(note: I thought I shot these photos in large format. I was wrong. With a hand held camera at the longest telephoto setting, the quality is marginal. I apologize. I was in a hurry!)
Beginning in the afternoon and continuing into the evening, a six inch snowfall covers already deep snow. I walk upstairs to fetch a book to read during breakfast and notice the Pooch under the bird feeder. His activities are limited to walking in shoveled areas and to waiting under the bird feeder for some hapless bird not paying attention to its surroundings. Like Dawn who drives into the garage and runs over the broom I'd propped against the garage door as a reminder to brush off her car before driving into my heated garage.
As an aside, I'm three days into reworking an old church pew into a bench for the back hall. The time it takes to heat the garage via natural convection from the wood furnace in the basement through the breezeway and finally into the garage, slows the process. A water sopped floor doesn't help. On Sunday I remove one end of the pew, saw off the extra length and remove the nails used to secure the side to the seat.
Surprise.
The nails are machine made square nails which I research on the internet. Before the advent of wire nails in 1900 and after handmade square nails in the 1850's, a process is invented to feed steel sheets into a press. The triangular nail form is cut from the mild steel and in a second step, the head is formed. That makes the bench somewhere in the area of 110-150 years old. It's consistent with the age of the closest white clapboard frame church a few miles from Kickapoo Center which proudly announces it's founding on a nameplate above the door-1848. I shrug off the fact that I'd just ruined an antique by cutting it in half, noting that storage alone is difficult for a ten foot long bench.

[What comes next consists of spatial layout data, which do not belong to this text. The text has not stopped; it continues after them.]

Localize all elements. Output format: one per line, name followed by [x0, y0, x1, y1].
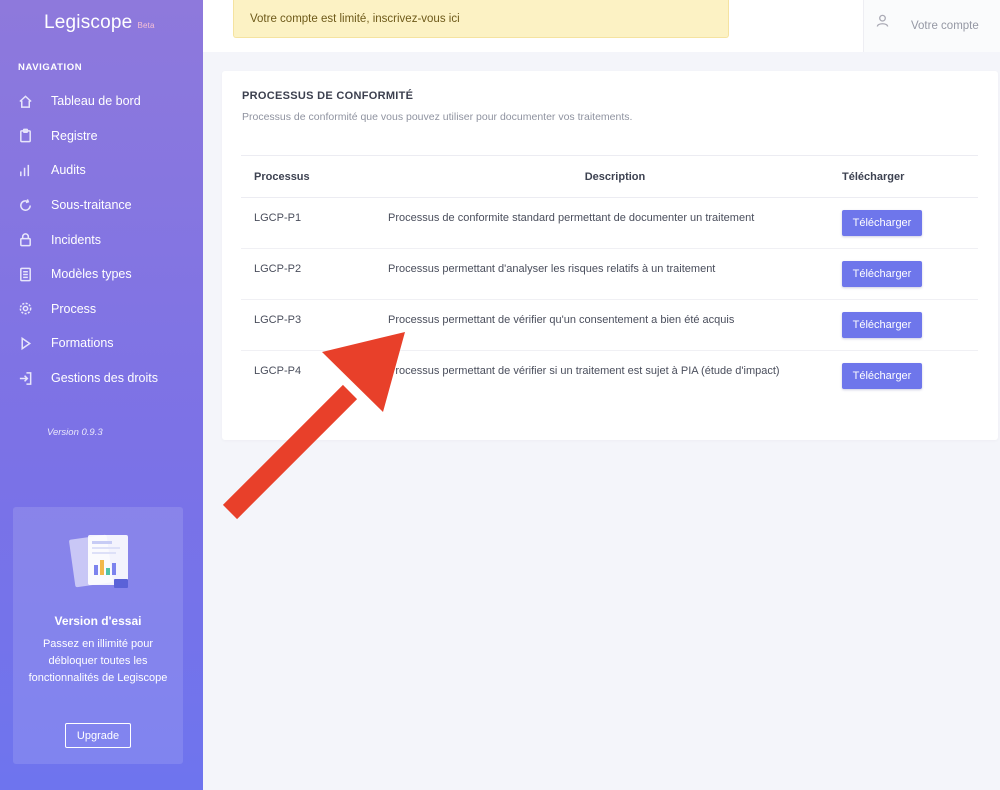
process-description: Processus permettant d'analyser les risq… [388, 248, 842, 300]
beta-badge: Beta [137, 21, 155, 30]
sidebar-item-formations[interactable]: Formations [0, 326, 203, 361]
sidebar-item-label: Audits [51, 163, 86, 178]
sidebar-item-label: Process [51, 301, 97, 316]
account-menu[interactable]: Votre compte [863, 0, 1000, 52]
download-button[interactable]: Télécharger [842, 210, 922, 236]
nav-heading: NAVIGATION [18, 62, 83, 73]
trial-title: Version d'essai [54, 614, 142, 628]
process-card: PROCESSUS DE CONFORMITÉ Processus de con… [222, 71, 998, 440]
page-title: PROCESSUS DE CONFORMITÉ [242, 90, 414, 102]
brand-logo[interactable]: Legiscope Beta [44, 12, 155, 34]
account-label: Votre compte [911, 20, 979, 32]
sidebar-item-audits[interactable]: Audits [0, 153, 203, 188]
sidebar-item-label: Tableau de bord [51, 94, 141, 109]
version-label: Version 0.9.3 [47, 427, 103, 438]
sidebar-item-incidents[interactable]: Incidents [0, 222, 203, 257]
process-table: Processus Description Télécharger LGCP-P… [241, 155, 978, 402]
document-icon [17, 266, 33, 282]
table-header-row: Processus Description Télécharger [241, 155, 978, 198]
sidebar-item-gestions-des-droits[interactable]: Gestions des droits [0, 361, 203, 396]
play-icon [17, 335, 33, 351]
refresh-icon [17, 197, 33, 213]
table-row: LGCP-P4 Processus permettant de vérifier… [241, 351, 978, 402]
download-button[interactable]: Télécharger [842, 312, 922, 338]
table-row: LGCP-P2 Processus permettant d'analyser … [241, 248, 978, 300]
gear-icon [17, 301, 33, 317]
trial-description: Passez en illimité pour débloquer toutes… [28, 638, 168, 684]
clipboard-icon [17, 128, 33, 144]
process-description: Processus de conformite standard permett… [388, 197, 842, 249]
home-icon [17, 93, 33, 109]
lock-icon [17, 232, 33, 248]
table-row: LGCP-P3 Processus permettant de vérifier… [241, 299, 978, 351]
sidebar-item-label: Sous-traitance [51, 198, 132, 213]
sidebar-item-process[interactable]: Process [0, 292, 203, 327]
upgrade-button[interactable]: Upgrade [65, 723, 131, 748]
process-description: Processus permettant de vérifier si un t… [388, 365, 780, 377]
user-icon [876, 14, 890, 28]
sign-in-icon [17, 370, 33, 386]
column-header-telecharger: Télécharger [842, 155, 978, 198]
sidebar: Legiscope Beta NAVIGATION Tableau de bord… [0, 0, 203, 790]
report-illustration-icon [68, 527, 138, 597]
sidebar-item-label: Incidents [51, 232, 102, 247]
download-button[interactable]: Télécharger [842, 261, 922, 287]
process-code: LGCP-P3 [241, 299, 388, 351]
process-code: LGCP-P1 [241, 197, 388, 249]
sidebar-item-label: Gestions des droits [51, 371, 158, 386]
account-limited-alert[interactable]: Votre compte est limité, inscrivez-vous … [233, 0, 729, 38]
sidebar-item-label: Formations [51, 336, 114, 351]
sidebar-item-label: Modèles types [51, 267, 132, 282]
table-row: LGCP-P1 Processus de conformite standard… [241, 197, 978, 249]
download-button[interactable]: Télécharger [842, 363, 922, 389]
trial-panel: Version d'essai Passez en illimité pour … [13, 507, 183, 764]
brand-name: Legiscope [44, 12, 133, 33]
sidebar-item-label: Registre [51, 128, 98, 143]
process-description: Processus permettant de vérifier qu'un c… [388, 299, 842, 351]
column-header-processus: Processus [241, 155, 388, 198]
page-subtitle: Processus de conformité que vous pouvez … [242, 111, 633, 123]
column-header-description: Description [388, 155, 842, 198]
bar-chart-icon [17, 162, 33, 178]
sidebar-item-tableau-de-bord[interactable]: Tableau de bord [0, 84, 203, 119]
process-code: LGCP-P4 [254, 365, 302, 377]
sidebar-item-registre[interactable]: Registre [0, 119, 203, 154]
process-code: LGCP-P2 [241, 248, 388, 300]
sidebar-item-modeles-types[interactable]: Modèles types [0, 257, 203, 292]
sidebar-nav: Tableau de bord Registre Audits Sous-tra… [0, 84, 203, 395]
sidebar-item-sous-traitance[interactable]: Sous-traitance [0, 188, 203, 223]
topbar: Votre compte est limité, inscrivez-vous … [203, 0, 1000, 52]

From the second floor window I see the cat crunched up in a ball ready to pounce. When he pounces, he flings a brown fuzzy thing up from under the snow. The crafty little buggers are munching on seed cast off from the feeder above, under a heavy cover of snow. I chuckle when I see the field mouse or shrew sail across the tops of the snow, approximately two yards. The cat hadn't touched him. Fear of feline gives the mouse supernatural powers to dash across snow. In all the cartoons I watched as a kid, I scoffed at the antics by mice, ducks, dogs, rabbits, coyotes and road runners. I tried to emulate the Saturday cartoons by jumping off the garage roof in my superman cape. Besides my pride, I hurt my knees.
Call the county. Send out the ambulance and the men in the white coats. Can it be the end? Have I lost it? Is it that boring out here in the sticks? At least I haven't turned to drink like some of the locals.